Though Mayor Marchand took a lot of heat for culling deer, she and township council stuck to their principles, and the result has been dramatically reduced carnage on the roadways, venison for food kitchens, and a rebound of the native flora in local nature preserves. The remaining deer are better fed, finding in the wild a greater abundance of their preferred foods.

Another benefit has been reduced damage to gardens. Our garden had prospered deer-free for years, until one showed up in the backyard over the winter. Evidence suggests there have been visits since then, and now our front yard's centralized setting along Harrison Street is proving no guarantee of safety from their unsolicited landscape services.

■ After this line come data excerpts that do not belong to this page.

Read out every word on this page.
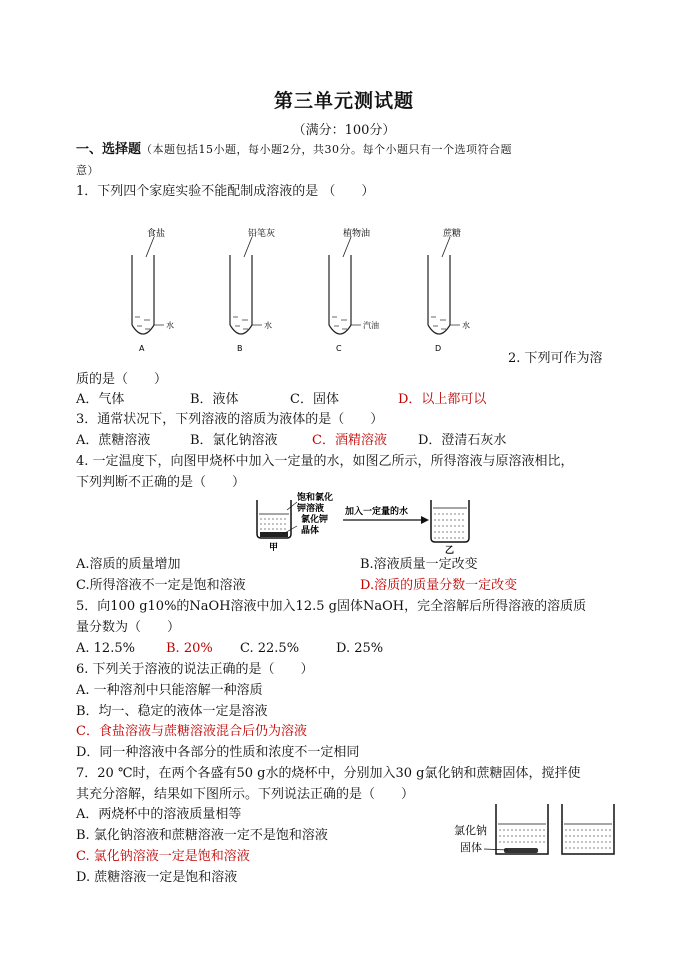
第三单元测试题
（满分：100分）
一、选择题（本题包括15小题，每小题2分，共30分。每个小题只有一个选项符合题
意）
1．下列四个家庭实验不能配制成溶液的是 （　　）
食盐
水
A
铅笔灰
水
B
植物油
汽油
C
蔗糖
水
D
2. 下列可作为溶
质的是（　　）
A．气体	B．液体	C．固体	D．以上都可以
3．通常状况下，下列溶液的溶质为液体的是（　　）
A．蔗糖溶液	B．氯化钠溶液	C．酒精溶液 D．澄清石灰水
4. 一定温度下，向图甲烧杯中加入一定量的水，如图乙所示，所得溶液与原溶液相比，
下列判断不正确的是（　　）
饱和氯化
钾溶液
氯化钾
晶体
甲
加入一定量的水
乙
A.溶质的质量增加	B.溶液质量一定改变
C.所得溶液不一定是饱和溶液	D.溶质的质量分数一定改变
5．向100 g10%的NaOH溶液中加入12.5 g固体NaOH，完全溶解后所得溶液的溶质质
量分数为（　　）
A. 12.5% B. 20% C. 22.5%	D. 25%
6. 下列关于溶液的说法正确的是（　　）
A. 一种溶剂中只能溶解一种溶质
B．均一、稳定的液体一定是溶液
C．食盐溶液与蔗糖溶液混合后仍为溶液
D．同一种溶液中各部分的性质和浓度不一定相同
7．20 ℃时，在两个各盛有50 g水的烧杯中，分别加入30 g氯化钠和蔗糖固体，搅拌使
其充分溶解，结果如下图所示。下列说法正确的是（　　）
A．两烧杯中的溶液质量相等
B. 氯化钠溶液和蔗糖溶液一定不是饱和溶液
C. 氯化钠溶液一定是饱和溶液
D. 蔗糖溶液一定是饱和溶液
氯化钠
固体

All of which prompted an inquiry into how the town's deer culling has been going lately. The temporary lack of an animal control officer and the increasingly quirky climate contributed to a relatively unsuccessful deer cull in the winter of 2016-17. This past winter, however, they were very successful with the culling. According to this update from council member Heather Howard:
"Deer hunt was much more successful this year - in part because of colder weather. This year, 196 deer were harvested, as compared to 63 last year. Also, initial analysis of traffic data shows that deer-related motor vehicle accidents were down. 
Looking ahead to next year's hunt, we are looking for new areas to expand the hunt. There have been an increase in deer complaints in the Riverside neighborhood, which is a hard neighborhood to find suitable areas for hunting, because there are no public properties and private lots tend to be smaller.  
Looking ahead to next year's hunt, we hope to have our annual contract for bow hunting on the Council's agenda by the end of the summer, so they can start with the hunting season in September."
It's important to emphasize that bow hunting is not adequate to control deer numbers. To restore the ecological balance lost when we extirpated the natural predators of deer long ago, it's necessary to have professional hunters who can operate safely in our preserves, to augment what the bow hunters are able to do. One comforting thought is that the deer have lived quality, free-range lives, unlike so many of the animals we eat.

How this relates to the lost lilies in the front yard? Heather's mention of increasing deer complaints in the Riverside neighborhood, along with the surprising appearance of deer in our yard despite deer culling, might suggest that the deer that are eluding the culling are those that spend more time in the densely populated neighborhoods. It's a theory that will be tested by time, and lilies all over town.